The presentation broadly focuses on two aspects. The first is my research experience on cognitive classification applying various machine learning techniques, and the second is my research plan as part of postdoc activity at UFAL.
In the real world scenario, functional magnetic resonance imaging (FMRI) data are highly complex and high dimensional, severely under-constrained and interspersed with a vast quantity of irrelevant or redundant features. Therefore, the problem of understanding the intentions of scanned subjects is a difficult pattern recognition task of FMRI analysis. At the same time, machine learning algorithms based on stochastic and probabilistic approaches such as genetic algorithms, naive Bayesian classifier, decision trees, etc. are well established for pattern recognition tasks in the medical domain.
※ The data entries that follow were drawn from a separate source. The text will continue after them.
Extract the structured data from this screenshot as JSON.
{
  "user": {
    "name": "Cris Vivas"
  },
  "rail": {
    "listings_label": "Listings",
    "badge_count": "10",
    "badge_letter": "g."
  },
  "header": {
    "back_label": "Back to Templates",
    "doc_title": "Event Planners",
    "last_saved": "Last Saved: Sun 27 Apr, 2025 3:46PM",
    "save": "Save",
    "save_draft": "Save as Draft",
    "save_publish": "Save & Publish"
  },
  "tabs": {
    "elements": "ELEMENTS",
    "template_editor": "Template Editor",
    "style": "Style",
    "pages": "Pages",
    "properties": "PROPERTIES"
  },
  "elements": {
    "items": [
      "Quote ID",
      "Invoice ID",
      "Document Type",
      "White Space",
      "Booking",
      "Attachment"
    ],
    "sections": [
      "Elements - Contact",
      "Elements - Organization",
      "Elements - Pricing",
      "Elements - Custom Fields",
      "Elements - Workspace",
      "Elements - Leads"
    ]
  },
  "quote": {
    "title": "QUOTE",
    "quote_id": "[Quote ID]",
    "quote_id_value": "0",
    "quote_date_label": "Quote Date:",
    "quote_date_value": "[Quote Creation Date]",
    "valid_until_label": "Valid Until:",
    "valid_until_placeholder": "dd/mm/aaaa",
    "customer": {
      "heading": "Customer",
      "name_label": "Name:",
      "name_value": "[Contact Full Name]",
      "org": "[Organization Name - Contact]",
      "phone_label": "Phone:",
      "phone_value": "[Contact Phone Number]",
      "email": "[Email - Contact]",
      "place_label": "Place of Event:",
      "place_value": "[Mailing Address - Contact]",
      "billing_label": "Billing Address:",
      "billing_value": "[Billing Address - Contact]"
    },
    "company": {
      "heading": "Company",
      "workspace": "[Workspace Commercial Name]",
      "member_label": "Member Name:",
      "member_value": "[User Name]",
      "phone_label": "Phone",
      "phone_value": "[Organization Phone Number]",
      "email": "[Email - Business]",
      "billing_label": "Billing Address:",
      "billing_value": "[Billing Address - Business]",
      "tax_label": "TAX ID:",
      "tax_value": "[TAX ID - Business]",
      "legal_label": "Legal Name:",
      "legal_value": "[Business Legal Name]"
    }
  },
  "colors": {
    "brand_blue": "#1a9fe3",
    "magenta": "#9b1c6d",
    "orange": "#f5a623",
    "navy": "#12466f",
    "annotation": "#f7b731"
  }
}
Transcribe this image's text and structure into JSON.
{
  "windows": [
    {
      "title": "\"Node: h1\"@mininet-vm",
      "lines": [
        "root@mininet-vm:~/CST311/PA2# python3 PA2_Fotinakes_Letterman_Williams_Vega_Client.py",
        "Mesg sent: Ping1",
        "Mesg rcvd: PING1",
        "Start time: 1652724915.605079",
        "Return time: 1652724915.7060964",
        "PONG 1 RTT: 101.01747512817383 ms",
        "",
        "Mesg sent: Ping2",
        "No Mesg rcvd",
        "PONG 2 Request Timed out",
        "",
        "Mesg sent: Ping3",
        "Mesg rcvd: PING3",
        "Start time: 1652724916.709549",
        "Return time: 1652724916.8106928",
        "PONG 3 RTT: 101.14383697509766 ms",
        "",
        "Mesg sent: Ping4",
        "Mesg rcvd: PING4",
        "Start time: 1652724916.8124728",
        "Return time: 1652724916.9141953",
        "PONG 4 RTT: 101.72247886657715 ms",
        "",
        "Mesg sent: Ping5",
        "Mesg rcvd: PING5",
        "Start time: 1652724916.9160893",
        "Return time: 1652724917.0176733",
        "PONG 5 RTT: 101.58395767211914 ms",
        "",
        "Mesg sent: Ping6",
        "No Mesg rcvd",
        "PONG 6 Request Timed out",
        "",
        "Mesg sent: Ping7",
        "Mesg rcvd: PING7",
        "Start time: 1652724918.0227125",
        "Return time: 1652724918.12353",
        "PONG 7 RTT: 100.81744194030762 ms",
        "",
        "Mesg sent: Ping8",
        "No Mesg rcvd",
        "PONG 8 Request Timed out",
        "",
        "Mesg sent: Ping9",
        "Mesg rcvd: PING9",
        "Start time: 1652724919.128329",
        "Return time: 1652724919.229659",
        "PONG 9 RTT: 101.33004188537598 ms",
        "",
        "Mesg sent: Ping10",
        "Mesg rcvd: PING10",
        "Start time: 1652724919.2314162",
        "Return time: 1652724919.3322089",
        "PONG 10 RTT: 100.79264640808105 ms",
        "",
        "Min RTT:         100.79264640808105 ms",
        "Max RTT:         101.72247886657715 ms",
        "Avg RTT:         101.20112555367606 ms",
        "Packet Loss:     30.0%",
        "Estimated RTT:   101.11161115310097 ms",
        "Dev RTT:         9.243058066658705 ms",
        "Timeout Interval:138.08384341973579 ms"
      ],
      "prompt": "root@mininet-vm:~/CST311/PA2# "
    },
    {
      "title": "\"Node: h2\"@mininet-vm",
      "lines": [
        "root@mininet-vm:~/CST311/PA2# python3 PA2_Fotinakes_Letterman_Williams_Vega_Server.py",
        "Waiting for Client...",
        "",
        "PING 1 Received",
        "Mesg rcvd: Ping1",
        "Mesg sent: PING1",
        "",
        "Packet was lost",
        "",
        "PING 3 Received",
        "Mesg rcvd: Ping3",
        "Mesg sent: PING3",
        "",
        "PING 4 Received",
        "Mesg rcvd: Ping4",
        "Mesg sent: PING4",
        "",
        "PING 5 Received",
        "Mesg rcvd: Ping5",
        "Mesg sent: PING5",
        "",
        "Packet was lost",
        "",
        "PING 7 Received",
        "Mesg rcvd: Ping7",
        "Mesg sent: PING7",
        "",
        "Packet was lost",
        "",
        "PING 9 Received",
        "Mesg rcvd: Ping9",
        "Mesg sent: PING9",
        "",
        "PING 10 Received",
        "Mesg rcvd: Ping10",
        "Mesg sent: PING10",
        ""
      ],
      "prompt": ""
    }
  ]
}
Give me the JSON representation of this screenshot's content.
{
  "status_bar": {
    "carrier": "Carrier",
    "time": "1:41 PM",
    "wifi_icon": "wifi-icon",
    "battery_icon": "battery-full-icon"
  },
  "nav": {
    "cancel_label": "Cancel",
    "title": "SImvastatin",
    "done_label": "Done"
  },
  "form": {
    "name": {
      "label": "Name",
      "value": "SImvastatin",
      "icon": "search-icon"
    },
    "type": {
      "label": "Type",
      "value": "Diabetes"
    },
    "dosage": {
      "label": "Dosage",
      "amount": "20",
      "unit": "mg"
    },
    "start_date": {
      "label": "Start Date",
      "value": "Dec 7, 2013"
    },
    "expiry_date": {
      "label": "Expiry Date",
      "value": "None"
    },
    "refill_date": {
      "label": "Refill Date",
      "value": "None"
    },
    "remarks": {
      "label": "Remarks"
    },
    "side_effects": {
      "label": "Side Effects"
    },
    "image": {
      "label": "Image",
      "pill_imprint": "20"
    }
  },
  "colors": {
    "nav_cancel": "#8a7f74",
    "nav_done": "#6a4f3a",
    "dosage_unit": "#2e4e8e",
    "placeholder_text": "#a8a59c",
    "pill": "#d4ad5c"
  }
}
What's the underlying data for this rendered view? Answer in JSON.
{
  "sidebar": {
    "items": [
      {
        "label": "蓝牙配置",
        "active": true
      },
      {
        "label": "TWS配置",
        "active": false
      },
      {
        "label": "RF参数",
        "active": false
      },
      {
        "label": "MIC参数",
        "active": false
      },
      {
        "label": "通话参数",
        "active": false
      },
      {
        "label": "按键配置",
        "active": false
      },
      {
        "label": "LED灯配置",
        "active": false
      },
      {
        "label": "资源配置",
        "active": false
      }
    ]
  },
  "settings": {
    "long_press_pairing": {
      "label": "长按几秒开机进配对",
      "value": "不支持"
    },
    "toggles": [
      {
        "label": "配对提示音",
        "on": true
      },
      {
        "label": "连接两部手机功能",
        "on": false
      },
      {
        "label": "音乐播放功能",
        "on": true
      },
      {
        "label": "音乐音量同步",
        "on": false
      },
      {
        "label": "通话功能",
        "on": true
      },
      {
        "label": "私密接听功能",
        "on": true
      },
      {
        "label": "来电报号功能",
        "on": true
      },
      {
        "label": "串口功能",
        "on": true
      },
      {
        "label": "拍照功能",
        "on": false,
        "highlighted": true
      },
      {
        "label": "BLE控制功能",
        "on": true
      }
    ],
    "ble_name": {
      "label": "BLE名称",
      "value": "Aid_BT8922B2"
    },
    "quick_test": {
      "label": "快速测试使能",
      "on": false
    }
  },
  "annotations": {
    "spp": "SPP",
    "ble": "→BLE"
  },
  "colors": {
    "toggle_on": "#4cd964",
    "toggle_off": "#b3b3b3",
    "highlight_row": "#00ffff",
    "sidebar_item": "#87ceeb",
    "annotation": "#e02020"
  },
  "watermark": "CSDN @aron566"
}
Hence, the task of decoding the cognitive states instantaneously through FMRI analysis based on machine learning approaches is a natural and interesting goal. The presentation will focus on related machine learning techniques, my proposed framework and various ensemble and non-ensemble methodologies for classifying different cognitive states.
My future research plan (a postdoc at UFAL) includes creating a Czech and Hindi variation of Visual Genome, a multi-modal network (a visual "wordnet", if you wish), a dataset that links visual and textual information and is potentially very useful for training of multi-modal neural machine translation.